Yeah, technology enshittification as a whole has definitely picked up the last few years, and I find myself compromising more and more as the field of reasonable options gets narrower.

Like you, I used to only go for phones with SD card and headphone jack support. Now, I'm on a (new but not bought from Google) Pixel 9 Fold with GrapheneOS using a DAC adapter to still have wired audio and a more deliberate storage management system to compensate for not having SD cards. (Unlike you, I need a big screen for spreadsheets and such.)

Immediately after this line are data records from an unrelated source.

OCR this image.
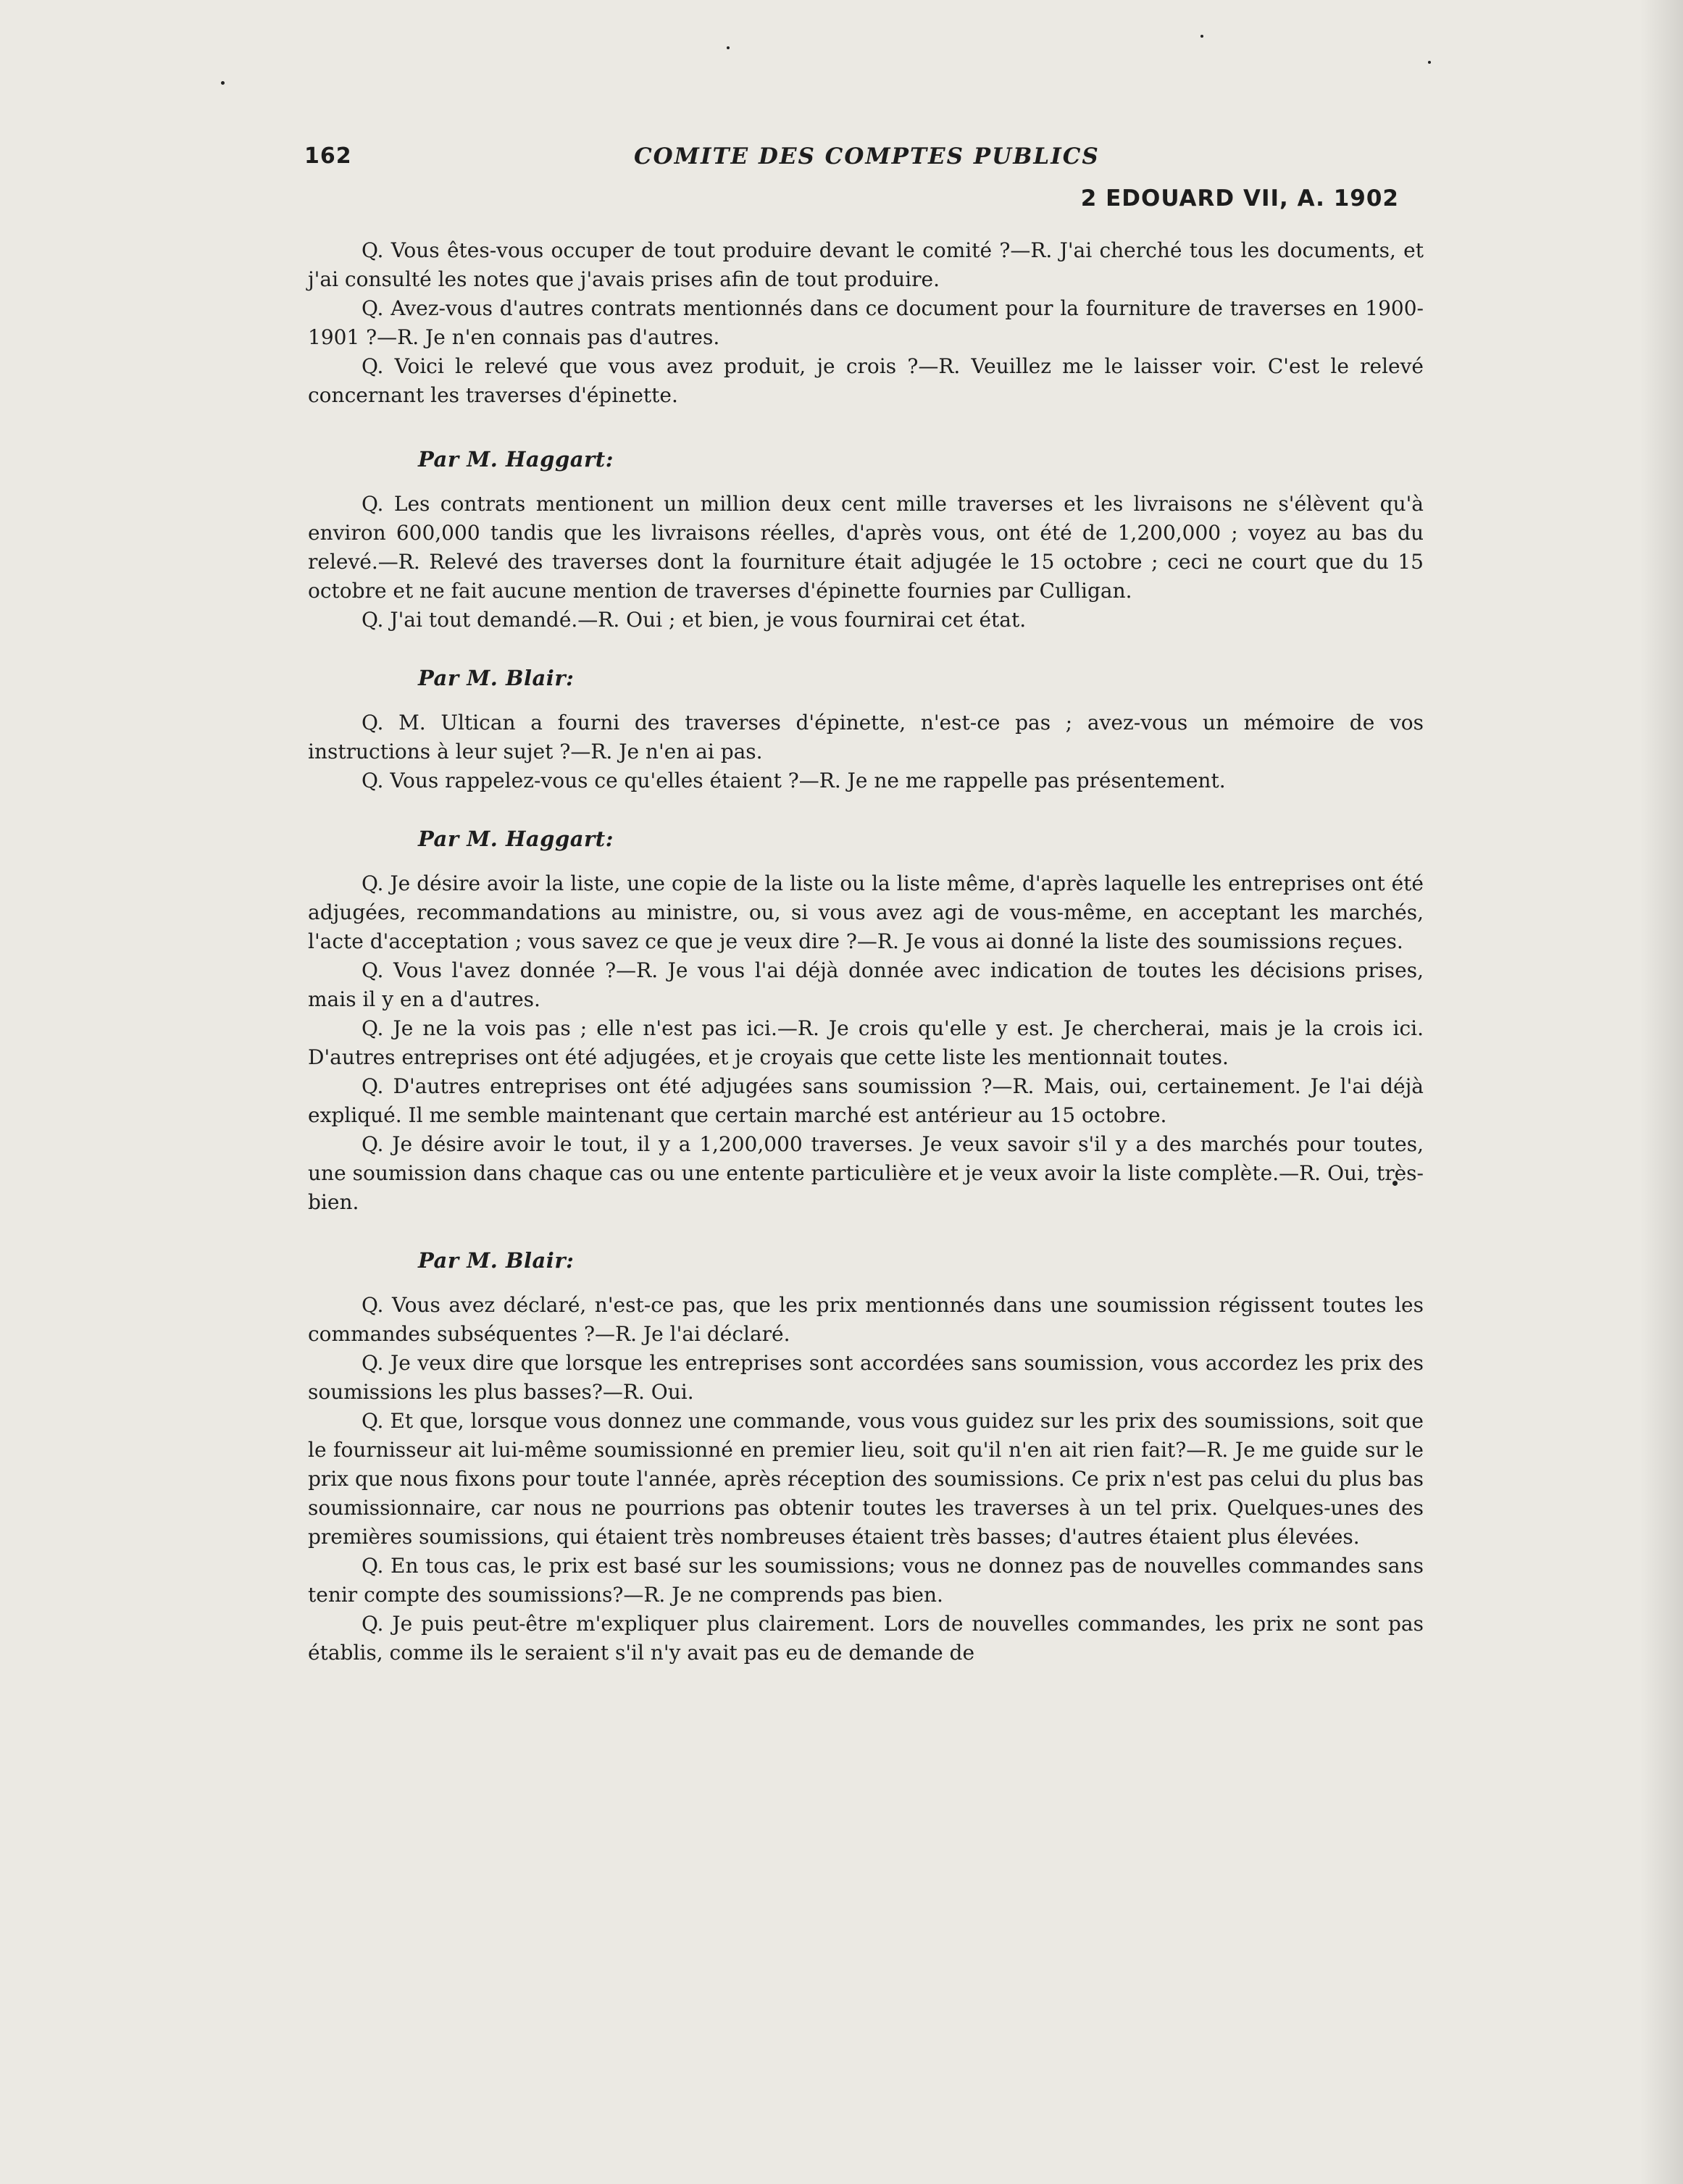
162	COMITE DES COMPTES PUBLICS
2 EDOUARD VII, A. 1902

Q. Vous êtes-vous occuper de tout produire devant le comité ?—R. J'ai cherché tous les documents, et j'ai consulté les notes que j'avais prises afin de tout produire.

Q. Avez-vous d'autres contrats mentionnés dans ce document pour la fourniture de traverses en 1900-1901 ?—R. Je n'en connais pas d'autres.

Q. Voici le relevé que vous avez produit, je crois ?—R. Veuillez me le laisser voir. C'est le relevé concernant les traverses d'épinette.

Par M. Haggart:

Q. Les contrats mentionent un million deux cent mille traverses et les livraisons ne s'élèvent qu'à environ 600,000 tandis que les livraisons réelles, d'après vous, ont été de 1,200,000 ; voyez au bas du relevé.—R. Relevé des traverses dont la fourniture était adjugée le 15 octobre ; ceci ne court que du 15 octobre et ne fait aucune mention de traverses d'épinette fournies par Culligan.

Q. J'ai tout demandé.—R. Oui ; et bien, je vous fournirai cet état.

Par M. Blair:

Q. M. Ultican a fourni des traverses d'épinette, n'est-ce pas ; avez-vous un mémoire de vos instructions à leur sujet ?—R. Je n'en ai pas.

Q. Vous rappelez-vous ce qu'elles étaient ?—R. Je ne me rappelle pas présentement.

Par M. Haggart:

Q. Je désire avoir la liste, une copie de la liste ou la liste même, d'après laquelle les entreprises ont été adjugées, recommandations au ministre, ou, si vous avez agi de vous-même, en acceptant les marchés, l'acte d'acceptation ; vous savez ce que je veux dire ?—R. Je vous ai donné la liste des soumissions reçues.

Q. Vous l'avez donnée ?—R. Je vous l'ai déjà donnée avec indication de toutes les décisions prises, mais il y en a d'autres.

Q. Je ne la vois pas ; elle n'est pas ici.—R. Je crois qu'elle y est. Je chercherai, mais je la crois ici. D'autres entreprises ont été adjugées, et je croyais que cette liste les mentionnait toutes.

Q. D'autres entreprises ont été adjugées sans soumission ?—R. Mais, oui, certainement. Je l'ai déjà expliqué. Il me semble maintenant que certain marché est antérieur au 15 octobre.

Q. Je désire avoir le tout, il y a 1,200,000 traverses. Je veux savoir s'il y a des marchés pour toutes, une soumission dans chaque cas ou une entente particulière et je veux avoir la liste complète.—R. Oui, très-bien.

Par M. Blair:

Q. Vous avez déclaré, n'est-ce pas, que les prix mentionnés dans une soumission régissent toutes les commandes subséquentes ?—R. Je l'ai déclaré.

Q. Je veux dire que lorsque les entreprises sont accordées sans soumission, vous accordez les prix des soumissions les plus basses?—R. Oui.

Q. Et que, lorsque vous donnez une commande, vous vous guidez sur les prix des soumissions, soit que le fournisseur ait lui-même soumissionné en premier lieu, soit qu'il n'en ait rien fait?—R. Je me guide sur le prix que nous fixons pour toute l'année, après réception des soumissions. Ce prix n'est pas celui du plus bas soumissionnaire, car nous ne pourrions pas obtenir toutes les traverses à un tel prix. Quelques-unes des premières soumissions, qui étaient très nombreuses étaient très basses; d'autres étaient plus élevées.

Q. En tous cas, le prix est basé sur les soumissions; vous ne donnez pas de nouvelles commandes sans tenir compte des soumissions?—R. Je ne comprends pas bien.

Q. Je puis peut-être m'expliquer plus clairement. Lors de nouvelles commandes, les prix ne sont pas établis, comme ils le seraient s'il n'y avait pas eu de demande de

I purposely bought the newest phone I could within my budget, because I'm planning for Android to be completely unviable the next time I need to upgrade, and I want to give Linux phones as much time to mature as possible before I inevitably migrate.

It seems offline tech is going to be the last bastion of safety sooner rather than later, so I'm in various stages of migrating my digital life offline. Linux over Windows. Keepass, LibreOffice, Obsidian, etc. + Syncthing over cloud options. Keeping off-site backups with friends and family instead of in the cloud. Keeping local DRM-free media. It's time-consuming but rewarding. I should have done it all way sooner.

[–] guismo@aussie.zone 3 points 4 hours ago (1 children)

I have been on the offline open source route for many years. I don't even see it as time consuming. It's so much better than relying on cloud services that it pays off. I lost count of the situations where needing cloud would have been bad. But maybe I trained myself that way, because I never liked the "cloud" idea, my data out of my control.

But the hardware to run that and the options to do that will become more and more impossible. At least on mobiles.

There will come a day when Syncthing won't work anymore on android, because of "security" (the terrorists could send files to your phone and kill children!).

[–] ericwdhs@discuss.online 1 points 1 hour ago

Funnily enough, I've thought of the cloud as "someone else's computer" from the beginning and shun using it more than everyone else I know, but I was just getting into the space when Gmail and Chrome were the hot new things, each gradual step into the ecosystem didn't feel like a big concession, and I was too young to know to question the convenience.

In case it wasn't clear, reversing those two decades of inertia and tech debt is what I was referring to as the time-consuming bit. So far, what I've finished switching over is actually quite nice to use.

And yes, I dread the day even the fallback options start getting killed off. It's always one bad law away.